With that bit of knowledge, Jobin and Arthur collaborated with UNC colleague Jonathan Hansen, who deleted the PKS gene factory in E. coli so the bacteria couldn’t produce colibactin. Then the researchers added the strain of E. coli to mice. When Arthur studied the mice, she found some precancerous cells in their colons—“some very early signs of something that looked off,” she says. “But we didn’t see huge tumors like we saw in the PKS mice.”

The odd thing is that all the mice—with or without PKS—had the same amount of inflammation, but the mice with PKS had more DNA damage, further evidence that the bacteria—not inflammation—were driving the cancer.

“We have a proof of principle that inflammation may not be sufficient to promote colon cancer,” says Jobin, whose team published its findings in the journal Science. Gut microbes have the ability to damage DNA and promote cancer.

Yet, genetically altered mice are far from being human.

“In animal models we control for everything,” Jobin says. “In humans, there are other factors.
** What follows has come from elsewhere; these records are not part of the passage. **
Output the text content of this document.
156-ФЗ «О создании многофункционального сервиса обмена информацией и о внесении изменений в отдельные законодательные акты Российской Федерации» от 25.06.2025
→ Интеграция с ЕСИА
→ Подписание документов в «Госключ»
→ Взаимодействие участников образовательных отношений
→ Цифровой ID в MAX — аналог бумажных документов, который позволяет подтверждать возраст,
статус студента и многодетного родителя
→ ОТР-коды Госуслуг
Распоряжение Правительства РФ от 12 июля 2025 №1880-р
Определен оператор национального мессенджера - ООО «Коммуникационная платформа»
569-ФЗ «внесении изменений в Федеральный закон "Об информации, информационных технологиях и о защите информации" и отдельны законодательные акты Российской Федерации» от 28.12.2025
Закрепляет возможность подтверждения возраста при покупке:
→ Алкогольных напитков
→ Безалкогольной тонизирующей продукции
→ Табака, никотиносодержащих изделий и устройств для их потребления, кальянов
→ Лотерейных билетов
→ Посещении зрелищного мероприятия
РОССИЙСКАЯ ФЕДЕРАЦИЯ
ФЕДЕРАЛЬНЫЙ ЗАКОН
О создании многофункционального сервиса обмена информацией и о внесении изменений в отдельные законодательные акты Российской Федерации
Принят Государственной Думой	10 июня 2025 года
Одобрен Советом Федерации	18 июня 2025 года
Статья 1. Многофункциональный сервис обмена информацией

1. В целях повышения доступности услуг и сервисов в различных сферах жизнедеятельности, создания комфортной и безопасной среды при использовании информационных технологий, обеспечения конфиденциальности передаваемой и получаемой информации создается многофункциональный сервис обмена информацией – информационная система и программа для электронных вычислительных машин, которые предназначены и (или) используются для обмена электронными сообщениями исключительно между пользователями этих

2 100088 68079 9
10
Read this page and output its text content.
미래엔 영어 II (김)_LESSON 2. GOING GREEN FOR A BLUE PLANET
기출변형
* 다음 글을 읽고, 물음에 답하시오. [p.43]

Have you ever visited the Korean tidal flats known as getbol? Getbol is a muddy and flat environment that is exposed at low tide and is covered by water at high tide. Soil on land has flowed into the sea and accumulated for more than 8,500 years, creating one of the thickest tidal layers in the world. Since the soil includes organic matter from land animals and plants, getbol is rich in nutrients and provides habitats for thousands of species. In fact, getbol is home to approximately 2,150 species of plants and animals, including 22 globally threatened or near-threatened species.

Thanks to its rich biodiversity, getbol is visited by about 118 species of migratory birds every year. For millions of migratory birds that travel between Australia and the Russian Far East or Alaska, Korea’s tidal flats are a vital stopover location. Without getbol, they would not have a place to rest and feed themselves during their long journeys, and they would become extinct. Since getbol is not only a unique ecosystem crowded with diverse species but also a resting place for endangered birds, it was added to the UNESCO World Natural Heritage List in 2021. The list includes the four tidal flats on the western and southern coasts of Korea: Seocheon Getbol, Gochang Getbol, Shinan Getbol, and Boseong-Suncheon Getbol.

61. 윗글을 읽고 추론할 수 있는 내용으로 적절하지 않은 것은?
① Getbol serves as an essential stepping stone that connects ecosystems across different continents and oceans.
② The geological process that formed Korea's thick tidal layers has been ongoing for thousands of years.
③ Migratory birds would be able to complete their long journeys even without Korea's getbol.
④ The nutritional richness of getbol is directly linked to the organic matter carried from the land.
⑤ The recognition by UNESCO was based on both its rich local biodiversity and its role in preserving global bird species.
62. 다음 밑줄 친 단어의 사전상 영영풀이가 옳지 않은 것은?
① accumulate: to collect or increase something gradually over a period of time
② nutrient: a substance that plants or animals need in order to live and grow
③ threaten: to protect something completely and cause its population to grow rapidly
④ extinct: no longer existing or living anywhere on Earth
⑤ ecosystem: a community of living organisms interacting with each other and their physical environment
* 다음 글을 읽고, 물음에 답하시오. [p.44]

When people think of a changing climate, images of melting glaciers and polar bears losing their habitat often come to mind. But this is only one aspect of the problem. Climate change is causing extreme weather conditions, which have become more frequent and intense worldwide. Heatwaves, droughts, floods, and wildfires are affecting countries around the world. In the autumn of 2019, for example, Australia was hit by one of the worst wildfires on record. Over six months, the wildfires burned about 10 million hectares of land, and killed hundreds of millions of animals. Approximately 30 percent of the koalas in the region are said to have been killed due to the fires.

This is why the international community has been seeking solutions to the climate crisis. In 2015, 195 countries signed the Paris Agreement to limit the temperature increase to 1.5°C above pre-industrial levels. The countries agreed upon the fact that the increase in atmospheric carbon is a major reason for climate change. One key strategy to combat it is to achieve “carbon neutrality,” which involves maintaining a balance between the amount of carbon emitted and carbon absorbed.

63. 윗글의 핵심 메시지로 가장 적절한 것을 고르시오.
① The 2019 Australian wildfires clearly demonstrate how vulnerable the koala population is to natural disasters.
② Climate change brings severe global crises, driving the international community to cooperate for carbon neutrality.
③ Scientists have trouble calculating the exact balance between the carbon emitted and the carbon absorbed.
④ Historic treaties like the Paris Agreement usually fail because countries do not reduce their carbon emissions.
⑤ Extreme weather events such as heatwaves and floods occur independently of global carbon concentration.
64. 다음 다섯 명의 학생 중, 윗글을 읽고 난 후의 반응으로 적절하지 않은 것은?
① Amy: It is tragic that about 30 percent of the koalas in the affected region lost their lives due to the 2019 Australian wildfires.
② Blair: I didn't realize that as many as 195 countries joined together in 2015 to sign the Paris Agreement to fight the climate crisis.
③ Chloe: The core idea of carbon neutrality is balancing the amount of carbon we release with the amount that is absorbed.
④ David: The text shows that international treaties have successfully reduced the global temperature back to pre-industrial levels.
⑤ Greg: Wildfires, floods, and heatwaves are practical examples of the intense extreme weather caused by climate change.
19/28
But if a person has continuous episodes of stress, poor diet, or inflammation—if microbes gain access to the gut lining because the mucosal layer is changed, and you have too many of these E. coli, then the E. coli could be another contributing factor for colon cancer.”

In fact, Jobin’s team found that patients with colon cancer have a higher prevalence of E. coli that contain the PKS gene factory than do people without colon cancer.
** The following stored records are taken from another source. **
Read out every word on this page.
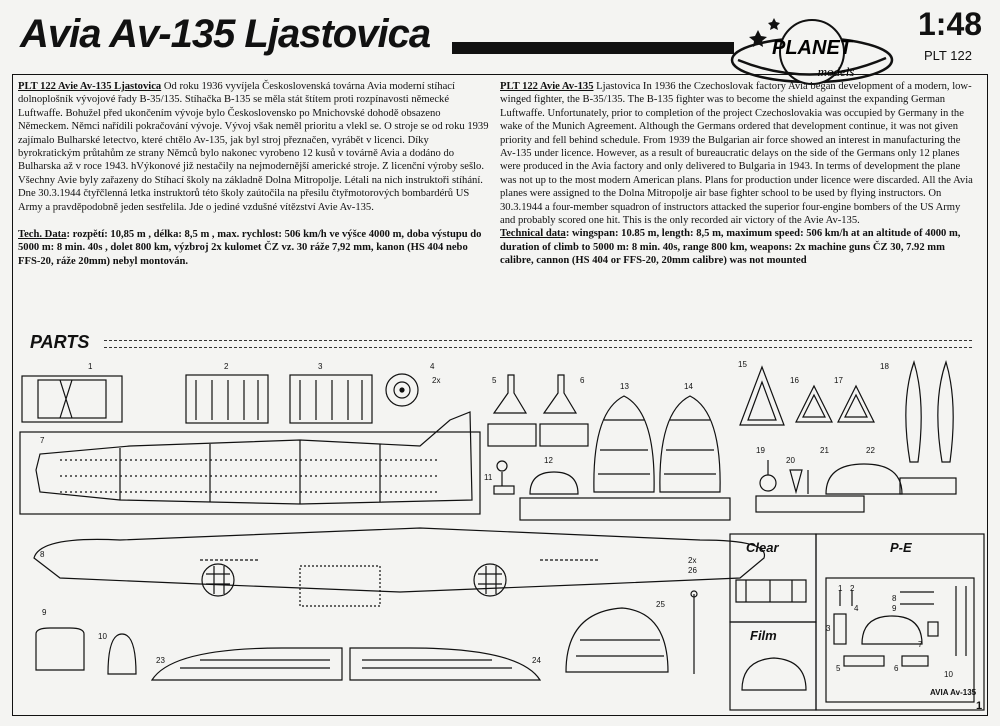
Avia Av-135 Ljastovica	PLANET
models
1:48
PLT 122
PLT 122 Avie Av-135 Ljastovica Od roku 1936 vyvíjela Československá továrna Avia moderní stíhací dolnoplošník vývojové řady B-35/135. Stíhačka B-135 se měla stát štítem proti rozpínavosti německé Luftwaffe. Bohužel před ukončením vývoje bylo Československo po Mnichovské dohodě obsazeno Německem. Němci nařídili pokračování vývoje. Vývoj však neměl prioritu a vlekl se. O stroje se od roku 1939 zajímalo Bulharské letectvo, které chtělo Av-135, jak byl stroj přeznačen, vyrábět v licenci. Díky byrokratickým průtahům ze strany Němců bylo nakonec vyrobeno 12 kusů v továrně Avia a dodáno do Bulharska až v roce 1943. hVýkonové již nestačily na nejmodernější americké stroje. Z licenční výroby sešlo. Všechny Avie byly zařazeny do Stíhací školy na základně Dolna Mitropolje. Létali na nich instruktoři stíhání. Dne 30.3.1944 čtyřčlenná letka instruktorů této školy zaútočila na přesilu čtyřmotorových bombardérů US Army a pravděpodobně jeden sestřelila. Jde o jediné vzdušné vítězství Avie Av-135.
Tech. Data: rozpětí: 10,85 m , délka: 8,5 m , max. rychlost: 506 km/h ve výšce 4000 m, doba výstupu do 5000 m: 8 min. 40s , dolet 800 km, výzbroj 2x kulomet ČZ vz. 30 ráže 7,92 mm, kanon (HS 404 nebo FFS-20, ráže 20mm) nebyl montován.
PLT 122 Avie Av-135 Ljastovica In 1936 the Czechoslovak factory Avia began development of a modern, low-winged fighter, the B-35/135. The B-135 fighter was to become the shield against the expanding German Luftwaffe. Unfortunately, prior to completion of the project Czechoslovakia was occupied by Germany in the wake of the Munich Agreement. Although the Germans ordered that development continue, it was not given priority and fell behind schedule. From 1939 the Bulgarian air force showed an interest in manufacturing the Av-135 under licence. However, as a result of bureaucratic delays on the side of the Germans only 12 planes were produced in the Avia factory and only delivered to Bulgaria in 1943. In terms of development the plane was not up to the most modern American plans. Plans for production under licence were discarded. All the Avia planes were assigned to the Dolna Mitropolje air base fighter school to be used by flying instructors. On 30.3.1944 a four-member squadron of instructors attacked the superior four-engine bombers of the US Army and probably scored one hit. This is the only recorded air victory of the Avie Av-135.
Technical data: wingspan: 10.85 m, length: 8,5 m, maximum speed: 506 km/h at an altitude of 4000 m, duration of climb to 5000 m: 8 min. 40s, range 800 km, weapons: 2x machine guns ČZ 30, 7.92 mm calibre, cannon (HS 404 or FFS-20, 20mm calibre) was not mounted
PARTS
1	2	3	4
5	6
7
8
9
10
11
12
13	14
15
16	17
18
19
20
21	22
23	24
25
26
2x
2x
1 2
3
4
5	6
7
8
9
10
Clear
Film
P-E
AVIA Av-135
1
If these bad bugs could trigger cancer, then Jobin and Arthur wondered whether good bugs could prevent it.

The probiotics in yogurt and pills don’t naturally occur in your gut in high density. They don’t colonize, which is why some people take probiotics daily. Some studies have shown that probiotics can help alleviate gastrointestinal problems in people. And prebiotics—fibrous foods such as onions, garlic, and leeks—can promote beneficial bacteria that naturally occur in our digestive tracts. Several animal studies have shown that probiotics given to healthy mice prevent inflammation. But Arthur wanted to know if probiotics could reverse inflammation and whether that would prevent cancer.
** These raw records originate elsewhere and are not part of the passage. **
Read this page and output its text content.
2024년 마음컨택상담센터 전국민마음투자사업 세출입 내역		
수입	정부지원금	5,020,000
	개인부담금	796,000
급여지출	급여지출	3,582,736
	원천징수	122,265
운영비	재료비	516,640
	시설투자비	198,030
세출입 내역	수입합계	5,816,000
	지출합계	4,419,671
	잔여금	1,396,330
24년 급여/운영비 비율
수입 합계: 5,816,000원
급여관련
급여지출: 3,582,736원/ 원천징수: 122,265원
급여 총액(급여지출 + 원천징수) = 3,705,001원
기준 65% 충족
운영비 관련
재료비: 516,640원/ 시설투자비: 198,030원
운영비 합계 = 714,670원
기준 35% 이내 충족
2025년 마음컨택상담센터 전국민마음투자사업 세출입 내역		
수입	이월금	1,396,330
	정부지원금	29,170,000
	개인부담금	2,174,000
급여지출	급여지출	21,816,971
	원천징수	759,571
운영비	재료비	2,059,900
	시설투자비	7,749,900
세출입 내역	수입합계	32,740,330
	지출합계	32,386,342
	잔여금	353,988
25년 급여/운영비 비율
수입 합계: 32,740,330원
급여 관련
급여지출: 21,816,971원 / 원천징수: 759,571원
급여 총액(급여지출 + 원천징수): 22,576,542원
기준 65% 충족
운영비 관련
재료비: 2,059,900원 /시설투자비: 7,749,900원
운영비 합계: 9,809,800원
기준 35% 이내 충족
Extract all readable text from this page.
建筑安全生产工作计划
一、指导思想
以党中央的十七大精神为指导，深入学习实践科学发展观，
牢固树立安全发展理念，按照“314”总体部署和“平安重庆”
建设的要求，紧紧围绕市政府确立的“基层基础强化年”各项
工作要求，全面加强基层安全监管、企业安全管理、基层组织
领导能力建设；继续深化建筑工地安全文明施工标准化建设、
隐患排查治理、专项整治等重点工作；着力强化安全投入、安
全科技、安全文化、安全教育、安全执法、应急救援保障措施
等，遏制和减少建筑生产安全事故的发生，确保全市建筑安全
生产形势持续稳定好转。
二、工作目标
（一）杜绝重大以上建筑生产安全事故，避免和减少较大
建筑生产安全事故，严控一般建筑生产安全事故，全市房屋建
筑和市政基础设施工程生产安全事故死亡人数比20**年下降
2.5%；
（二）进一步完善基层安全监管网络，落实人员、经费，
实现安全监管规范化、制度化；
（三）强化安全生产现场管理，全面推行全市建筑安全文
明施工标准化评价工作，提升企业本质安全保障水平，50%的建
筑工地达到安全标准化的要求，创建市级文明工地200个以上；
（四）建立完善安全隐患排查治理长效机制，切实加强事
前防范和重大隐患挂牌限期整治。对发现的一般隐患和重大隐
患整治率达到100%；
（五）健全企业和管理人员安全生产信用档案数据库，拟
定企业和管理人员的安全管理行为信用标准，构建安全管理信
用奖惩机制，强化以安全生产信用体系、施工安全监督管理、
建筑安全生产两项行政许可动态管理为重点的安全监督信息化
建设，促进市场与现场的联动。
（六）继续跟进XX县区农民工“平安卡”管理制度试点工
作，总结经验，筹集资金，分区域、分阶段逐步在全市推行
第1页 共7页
She set up a study that used mice genetically designed to develop colitis. At the first sign of inflammation, she fed them common probiotics. But something surprising happened: the probiotic mice developed cancerous tumors much earlier than the control group did.

“I was stunned,” Jobin says. “I thought the probiotics might offer a minimal benefit.”

Still, Jobin and Arthur are careful not to say that probiotics caused cancer.

“We think they changed the composition of the microbiota in the mice,” Arthur says. And that change ramped up cancer development.

But most of those genetically altered mice were going to form tumors anyway. The vast majority of people with colitis won’t get colon tumors. Still, altering a patient’s microbiota might have unforeseen consequences.

How do probiotics alter the gut? And how can we maximize the benefit and minimize the detriment?

Click to read photo caption. Photo by Donn Young

Jobin says it might have to do with when you take probiotics. If you have mild digestive issues, probiotics might keep “bad” bacteria in check and that in turn could help alleviate symptoms. But once a person has a gastrointestinal disease that has triggered a strong immune response, probiotics may no longer provide a benefit and might fuel an already existing bacterial problem in the patient’s gut.

Those “maybes” and “mights” aren’t very scientific. What do those “good” bacteria” actually do once inside our bellies?

“We don’t know,” Jobin says. “We need to learn a lot more about probiotics and the microbiota.”



Christian Jobin is an associate professor in the Departments of Pharmacology, Medicine, and Microbiology and Immunology in the School of Medicine. Janelle Arthur is a postdoctoral fellow in Jobin’s lab. They and contributing colleagues received funding from several sources, including the National Institutes of Health, the American Institute for Cancer Research, and UNC’s University Cancer Research Fund.